When girls learn to play football, it can't be a bad thing. Apart from the fun they may be getting, it is another indication that the world is advancing along the long road to equality.
And so welcome to the news that Dieppe Football Club has decided to launch a feminine section. An invitation has gone out to girls between the ages of six and fifteen to get involved. The aim is to set up a local football school for girls in September.
At present, girls can play in mixed teams until they reach the age of sixteen, then they have to relinquish the game. So the creation of an all-female team is essential to allow them to carry on.
So, a little advance is promised on the football field. But Dieppe women continue to suffer the same inequalities as all French women in other spheres. It is estimated that 80% of domestic tasks are performed by women. And it was revealed recently that, on average, women's pay is 20% below that of men.
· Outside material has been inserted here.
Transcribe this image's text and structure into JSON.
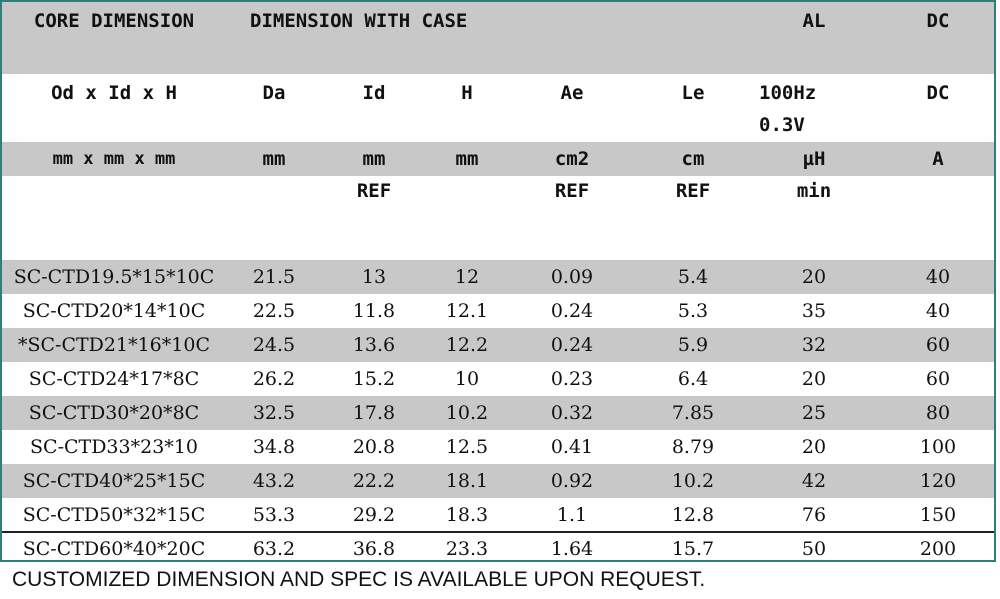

In times of economic recession, as now, women come out worst. They are more likely to lose their jobs, which are more often part-time and less protected by labour law.
The advances along the road to equality are slow in a country that did not grant women the right to vote until after the Second World War.
Now, another little breakthrough: the term "mademoiselle" is no longer to appear on administrative forms in France. Every "mademoiselle" in the land is henceforth designated "madame", and her marital status is her own business.
In Britain, we dealt with this problem by inventing the somewhat inelegant - and unprononceable - term Ms. It has to be agreed that to be addressed as "Madame" sounds more impressive.
Of course, women are still widely portrayed in the media as sex objects, and as subsidiaries in a male-dominated society. That's a problem that extends far beyond Dieppe and France.